Une crise du pouvoir qui s’accentue

Si la future démission de Collomb est actée, les autres ne sont pas certaines. Ce qui est certain, c’est la crise par en haut qui ne se referme pas pour le gouvernement Macron. Entre l’héroïque résistance des cheminots qui a ralenti le rouleau compresseur macronien, l’affaire Benalla et le copinage barbouzard, la chute impressionnante dans les sondages, Macron est obligé de passer à des mesures présentées comme étant « sociales », comme son plan pauvreté ou son plan santé mais qui n’ont en réalité de social que le nom.

Entre les défections de ses ministres comme Hulot, Flessel et maintenant le fidèle des fidèles qu’est Collomb, et les casseroles des autres ministres qui sortent petit à petit, comme Muriel Pénicaud et ses affaires de favoritisme, la crise s’accentue de plus en plus au sommet de l’État. Une brèche qui reste ouverte pour passer à l’offensive d’autant plus qu’il semble compliqué pour Macron de trouver un homme à la hauteur de Collomb. En effet, la marge de manœuvre est faible pour le président qui a eu des difficultés pour trouver un remplaçant à Hulot, tandis que Richard Ferrand, alors qu’il était « Le » candidat du président, a été élu à la tête du Parlement avec seulement 52,4% des voies alors que les députés de la majorité présidentielle représentent 62,5% des sièges à l’Assemblée – 68,5% si on ajoute les députés de droite « constructifs ».

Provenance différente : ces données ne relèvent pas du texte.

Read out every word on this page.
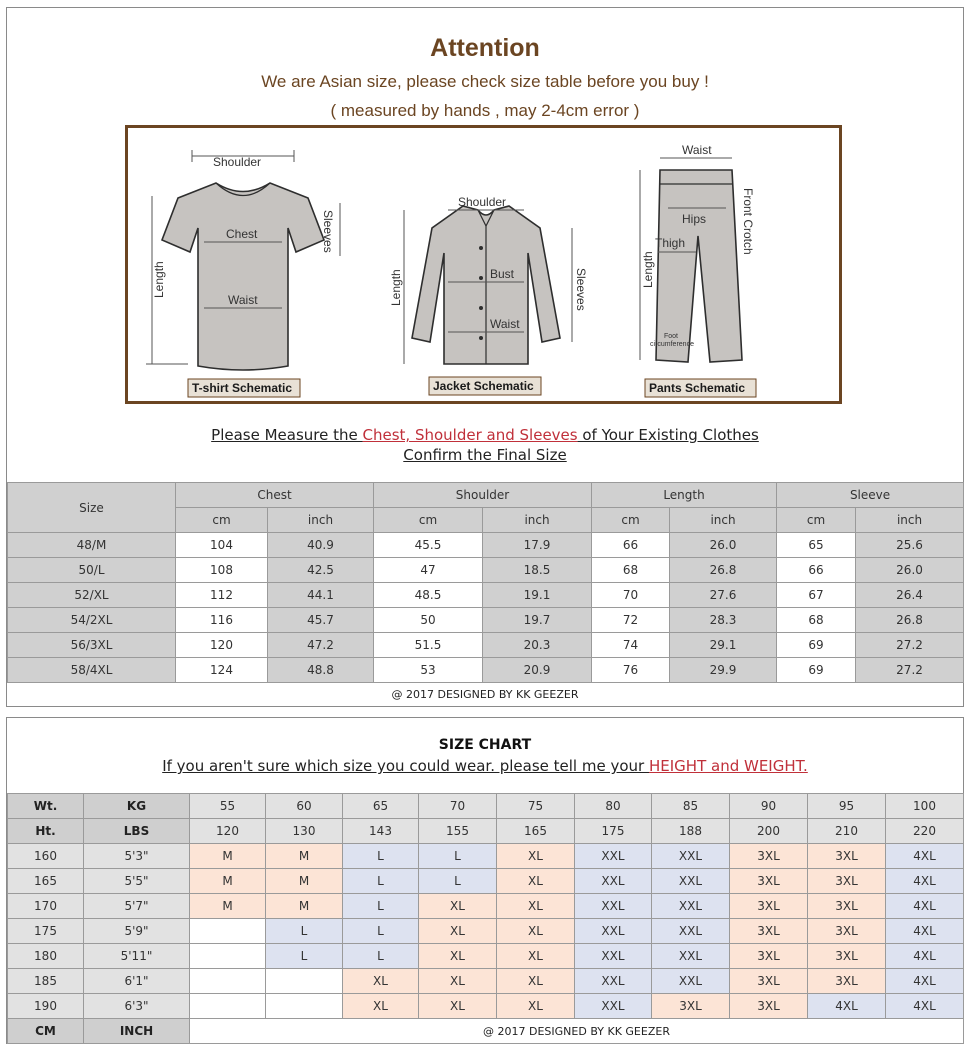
Attention
We are Asian size, please check size table before you buy !
( measured by hands , may 2-4cm error )
Shoulder
Chest
Waist
Length
Sleeves
T-shirt Schematic
Shoulder
Bust
Waist
Length	Sleeves
Jacket Schematic
Waist
Hips
Thigh
Length
Front Crotch
Foot
circumference
Pants Schematic
Please Measure the Chest, Shoulder and Sleeves of Your Existing Clothes
Confirm the Final Size
Size	Chest		Shoulder		Length		Sleeve	
	cm	inch	cm	inch	cm	inch	cm	inch
48/M	104	40.9	45.5	17.9	66	26.0	65	25.6
50/L	108	42.5	47	18.5	68	26.8	66	26.0
52/XL	112	44.1	48.5	19.1	70	27.6	67	26.4
54/2XL	116	45.7	50	19.7	72	28.3	68	26.8
56/3XL	120	47.2	51.5	20.3	74	29.1	69	27.2
58/4XL	124	48.8	53	20.9	76	29.9	69	27.2
@ 2017 DESIGNED BY KK GEEZER
SIZE CHART
If you aren't sure which size you could wear. please tell me your HEIGHT and WEIGHT.
Wt.	KG	55	60	65	70	75	80	85	90	95	100
Ht.	LBS	120	130	143	155	165	175	188	200	210	220
160	5'3"	M	M	L	L	XL	XXL	XXL	3XL	3XL	4XL
165	5'5"	M	M	L	L	XL	XXL	XXL	3XL	3XL	4XL
170	5'7"	M	M	L	XL	XL	XXL	XXL	3XL	3XL	4XL
175	5'9"		L	L	XL	XL	XXL	XXL	3XL	3XL	4XL
180	5'11"		L	L	XL	XL	XXL	XXL	3XL	3XL	4XL
185	6'1"			XL	XL	XL	XXL	XXL	3XL	3XL	4XL
190	6'3"			XL	XL	XL	XXL	3XL	3XL	4XL	4XL
CM	INCH	@ 2017 DESIGNED BY KK GEEZER									
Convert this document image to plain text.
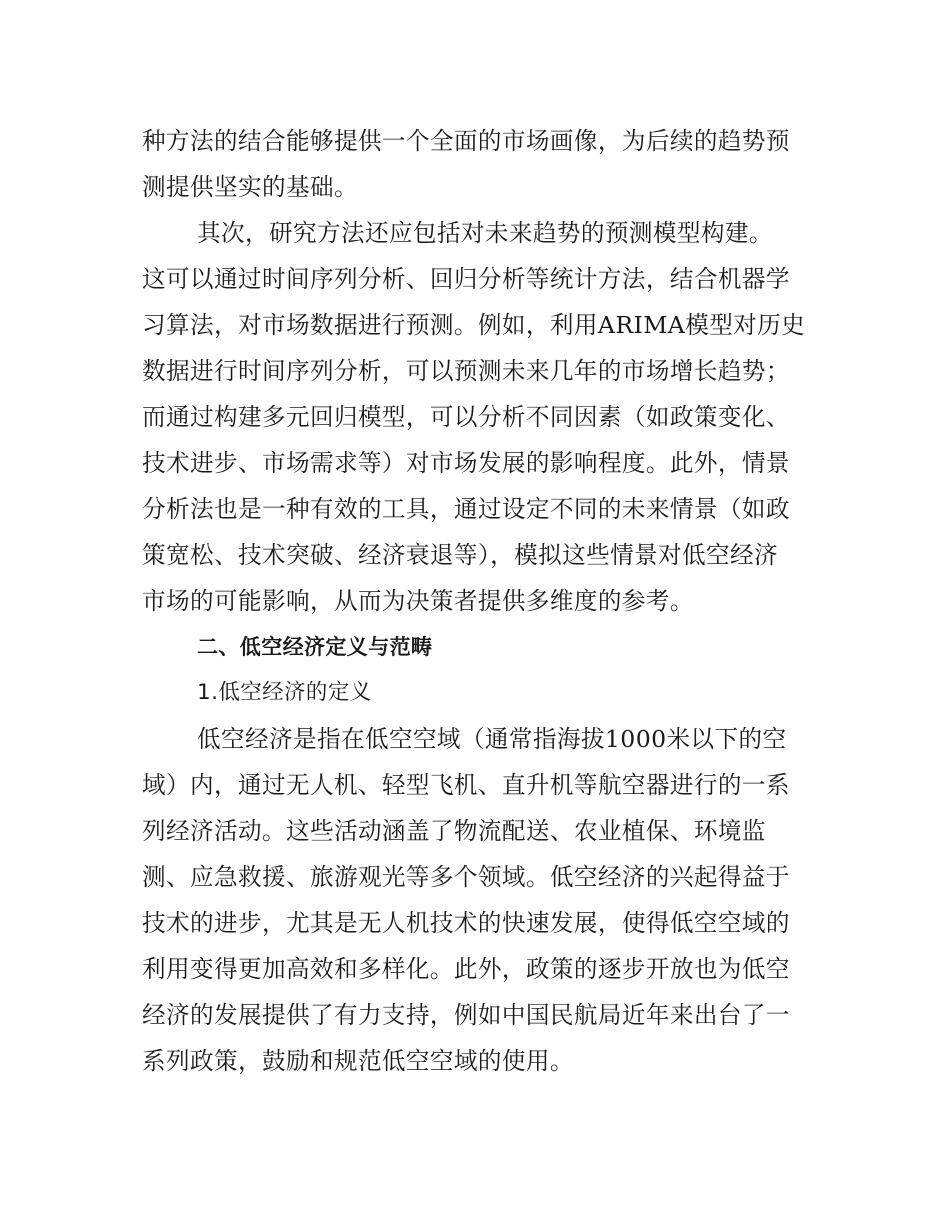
种方法的结合能够提供一个全面的市场画像，为后续的趋势预
测提供坚实的基础。
其次，研究方法还应包括对未来趋势的预测模型构建。
这可以通过时间序列分析、回归分析等统计方法，结合机器学
习算法，对市场数据进行预测。例如，利用ARIMA模型对历史
数据进行时间序列分析，可以预测未来几年的市场增长趋势；
而通过构建多元回归模型，可以分析不同因素（如政策变化、
技术进步、市场需求等）对市场发展的影响程度。此外，情景
分析法也是一种有效的工具，通过设定不同的未来情景（如政
策宽松、技术突破、经济衰退等），模拟这些情景对低空经济
市场的可能影响，从而为决策者提供多维度的参考。
二、低空经济定义与范畴
1.低空经济的定义
低空经济是指在低空空域（通常指海拔1000米以下的空
域）内，通过无人机、轻型飞机、直升机等航空器进行的一系
列经济活动。这些活动涵盖了物流配送、农业植保、环境监
测、应急救援、旅游观光等多个领域。低空经济的兴起得益于
技术的进步，尤其是无人机技术的快速发展，使得低空空域的
利用变得更加高效和多样化。此外，政策的逐步开放也为低空
经济的发展提供了有力支持，例如中国民航局近年来出台了一
系列政策，鼓励和规范低空空域的使用。
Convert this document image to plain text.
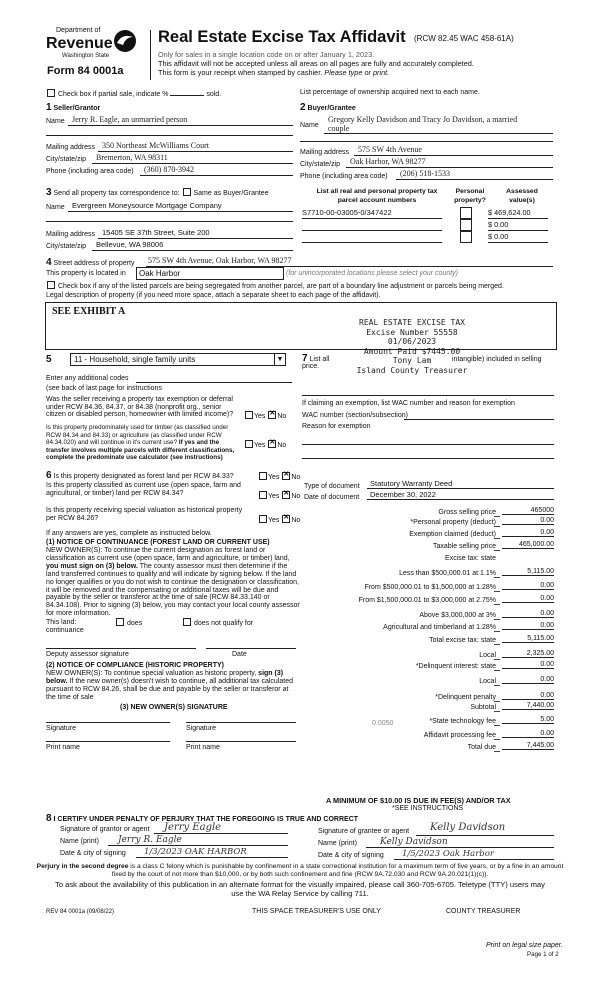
Department of
Revenue
Washington State
Form 84 0001a
Real Estate Excise Tax Affidavit (RCW 82.45 WAC 458-61A)
Only for sales in a single location code on or after January 1, 2023.
This affidavit will not be accepted unless all areas on all pages are fully and accurately completed.
This form is your receipt when stamped by cashier. Please type or print.
Check box if partial sale, indicate %	sold.	List percentage of ownership acquired next to each name.
1 Seller/Grantor
Name Jerry R. Eagle, an unmarried person
Mailing address 350 Northeast McWilliams Court
City/state/zip Bremerton, WA 98311
Phone (including area code) (360) 870-3942
2 Buyer/Grantee
Name
Gregory Kelly Davidson and Tracy Jo Davidson, a married
couple
Mailing address 575 SW 4th Avenue
City/state/zip Oak Harbor, WA 98277
Phone (including area code) (206) 518-1533
3 Send all property tax correspondence to: Same as Buyer/Grantee
Name Evergreen Moneysource Mortgage Company
Mailing address 15405 SE 37th Street, Suite 200
City/state/zip Bellevue, WA 98006
List all real and personal property tax
parcel account numbers
Personal
property?
Assessed
value(s)
S7710-00-03005-0/347422	$ 469,624.00
$ 0.00
$ 0.00
4 Street address of property 575 SW 4th Avenue, Oak Harbor, WA 98277
This property is located in	Oak Harbor	(for unincorporated locations please select your county)
Check box if any of the listed parcels are being segregated from another parcel, are part of a boundary line adjustment or parcels being merged.
Legal description of property (if you need more space, attach a separate sheet to each page of the affidavit).
SEE EXHIBIT A
REAL ESTATE EXCISE TAX
Excise Number 55558
01/06/2023
Amount Paid $7445.00
Tony Lam
Island County Treasurer
5	11 - Household, single family units	▼ 7 List all
price.
intangible) included in selling
Enter any additional codes
(see back of last page for instructions
Was the seller receiving a property tax exemption or deferral under RCW 84.36, 84.37, or 84.38 (nonprofit org., senior citizen or disabled person, homeowner with limited income)?	Yes ✕ No
Is this property predominately used for timber (as classified under RCW 84.34 and 84.33) or agriculture (as classified under RCW 84.34.020) and will continue in it's current use? If yes and the transfer involves multiple parcels with different classifications, complete the predominate use calculator (see instructions)
Yes ✕ No
If claiming an exemption, list WAC number and reason for exemption
WAC number (section/subsection)
Reason for exemption
6 Is this property designated as forest land per RCW 84.33?	Yes ✕ No
Is this property classified as current use (open space, farm and agricultural, or timber) land per RCW 84.34?	Yes ✕ No
Is this property receiving special valuation as historical property per RCW 84.26?	Yes ✕ No
If any answers are yes, complete as instructed below.
(1) NOTICE OF CONTINUANCE (FOREST LAND OR CURRENT USE)
NEW OWNER(S): To continue the current designation as forest land or classification as current use (open space, farm and agriculture, or timber) land, you must sign on (3) below. The county assessor must then determine if the land transferred continues to qualify and will indicate by signing below. If the land no longer qualifies or you do not wish to continue the designation or classification, it will be removed and the compensating or additional taxes will be due and payable by the seller or transferor at the time of sale (RCW 84.33.140 or 84.34.108). Prior to signing (3) below, you may contact your local county assessor for more information.
This land:	does	does not qualify for
continuance
Deputy assessor signature	Date
(2) NOTICE OF COMPLIANCE (HISTORIC PROPERTY)
NEW OWNER(S): To continue special valuation as historic property, sign (3) below. If the new owner(s) doesn't wish to continue, all additional tax calculated pursuant to RCW 84.26, shall be due and payable by the seller or transferor at the time of sale
(3) NEW OWNER(S) SIGNATURE
Signature	Signature
Print name	Print name
Type of document Statutory Warranty Deed
Date of document December 30, 2022
Gross selling price	465000
*Personal property (deduct)	0.00
Exemption claimed (deduct)	0.00
Taxable selling price	465,000.00
Excise tax: state
Less than $500,000.01 at 1.1%	5,115.00
From $500,000.01 to $1,500,000 at 1.28%	0.00
From $1,500,000.01 to $3,000,000 at 2.75%	0.00
Above $3,000,000 at 3%	0.00
Agricultural and timberland at 1.28%	0.00
Total excise tax: state	5,115.00
Local	2,325.00
*Delinquent interest: state	0.00
Local	0.00
*Delinquent penalty	0.00
Subtotal	7,440.00
*State technology fee	5.00
Affidavit processing fee	0.00
Total due	7,445.00
0.0050
A MINIMUM OF $10.00 IS DUE IN FEE(S) AND/OR TAX
*SEE INSTRUCTIONS
8 I CERTIFY UNDER PENALTY OF PERJURY THAT THE FOREGOING IS TRUE AND CORRECT
Signature of grantor or agent
Name (print)
Date & city of signing
Jerry Eagle
Jerry R. Eagle
1/3/2023 OAK HARBOR
Signature of grantee or agent
Name (print)
Date & city of signing
Kelly Davidson
Kelly Davidson
1/5/2023 Oak Harbor
Perjury in the second degree is a class C felony which is punishable by confinement in a state correctional institution for a maximum term of five years, or by a fine in an amount fixed by the court of not more than $10,000, or by both such confinement and fine (RCW 9A.72.030 and RCW 9A.20.021(1)(c)).
To ask about the availability of this publication in an alternate format for the visually impaired, please call 360-705-6705. Teletype (TTY) users may use the WA Relay Service by calling 711.
REV 84 0001a (09/08/22)	THIS SPACE TREASURER'S USE ONLY	COUNTY TREASURER
Print on legal size paper.
Page 1 of 2
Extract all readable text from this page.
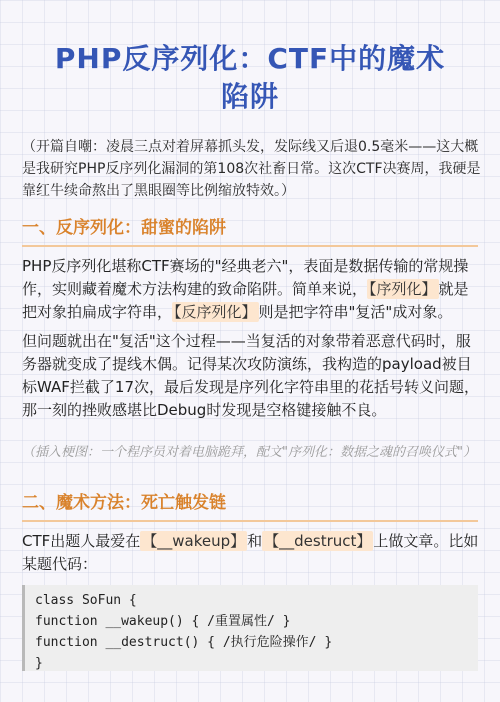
PHP反序列化：CTF中的魔术
陷阱
（开篇自嘲：凌晨三点对着屏幕抓头发，发际线又后退0.5毫米——这大概是我研究PHP反序列化漏洞的第108次社畜日常。这次CTF决赛周，我硬是靠红牛续命熬出了黑眼圈等比例缩放特效。）
一、反序列化：甜蜜的陷阱
PHP反序列化堪称CTF赛场的"经典老六"，表面是数据传输的常规操作，实则藏着魔术方法构建的致命陷阱。简单来说， 【序列化】 就是把对象拍扁成字符串， 【反序列化】 则是把字符串"复活"成对象。
但问题就出在"复活"这个过程——当复活的对象带着恶意代码时，服务器就变成了提线木偶。记得某次攻防演练，我构造的payload被目标WAF拦截了17次，最后发现是序列化字符串里的花括号转义问题，那一刻的挫败感堪比Debug时发现是空格键接触不良。
（插入梗图：一个程序员对着电脑跪拜，配文"序列化：数据之魂的召唤仪式"）
二、魔术方法：死亡触发链
CTF出题人最爱在 【__wakeup】 和 【__destruct】 上做文章。比如某题代码：
class SoFun {
function __wakeup() { /重置属性/ }
function __destruct() { /执行危险操作/ }
}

Une situation que notre camp social doit exploiter très rapidement avant que la fenêtre de tir ne se referme. Une riposte du monde du travail et de la jeunesse qui doit commencer par la construction du 9 octobre, journée de mobilisation interprofessionnelle, mais qui ne peut pas s’arrêter là, afin de pousser Macron et sa clique à changer de trottoir.